Nu er geen sprake is van ernstige verwijtbaarheid, wordt bij de datum waartegen wordt ontbonden rekening gehouden met de opzegtermijn, waardoor de arbeidsovereenkomst tegen 1 februari 2023 zal worden ontbonden. Daarnaast kan [A] aanspraak kan maken op een transitievergoeding.
5.10.
[A] heeft verzocht om toekenning van een transitievergoeding van € 16.551,98 bruto. [A] stelt dat voor de berekening van de transitievergoeding uitgegaan dient te worden van een indiensttreding per 1 december 2008. Hij voert daartoe aan dat hij toen via uitzendbureau Randstad bij QBuzz werkzaam was. Ter nadere onderbouwing daarvan heeft [A] twee e-mailberichten van Randstad van september 2008 en januari 2009 in het geding gebracht. De kantonrechter is van oordeel dat op basis van deze stukken niet kan worden vastgesteld dat er sprake is geweest van opvolgend werkgeverschap als bedoeld in artikel 7:668a BW. Bovendien blijkt uit de door Arriva overgelegde arbeidsovereenkomst tussen Qbuzz en [A] dat voor het aantal dienstjaren als indiensttredingsdatum 1 juni 2010 geldt.
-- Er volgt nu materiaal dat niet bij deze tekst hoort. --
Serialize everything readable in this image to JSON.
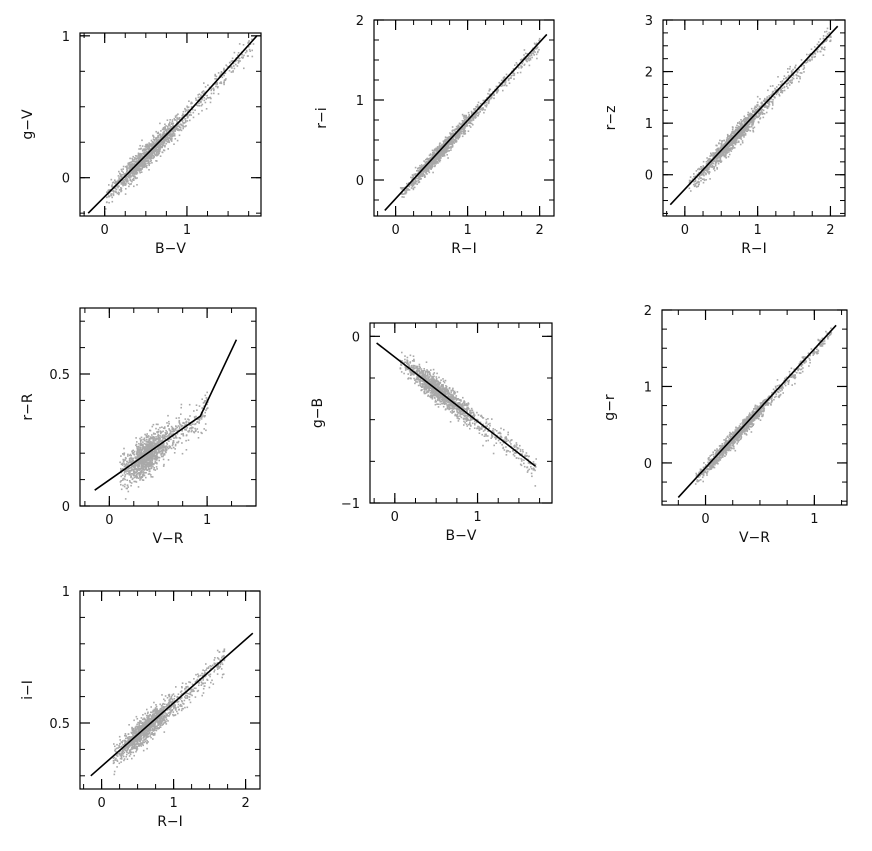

Arriva heeft vervolgens onweersproken gesteld dat in dat geval de transitievergoeding
€ 14.788,78 bruto bedraagt. De kantonrechter zal dit dan ook als zodanig vaststellen.
5.11.
De kantonrechter zal de proceskosten tussen partijen compenseren, in die zin dat iedere partij de eigen kosten draagt.

6.De beslissing

De kantonrechter:
6.1.
ontbindt de arbeidsovereenkomst tussen partijen met ingang van 1 februari 2023;
6.2.
bepaalt dat [A] aanspraak kan maken op de wettelijke transitievergoeding van
€ 14.788,78 bruto;
6.3.
verklaart deze beschikking tot zover uitvoerbaar bij voorraad;
6.4.
compenseert de proceskosten, in die zin dat iedere partij de eigen kosten draagt;
6.5.
wijst af het meer of anders verzochte.
Deze beschikking is gegeven door mr. E.Th.M. Zwart-Sneek, kantonrechter, en in het openbaar uitgesproken op 23 november 2022.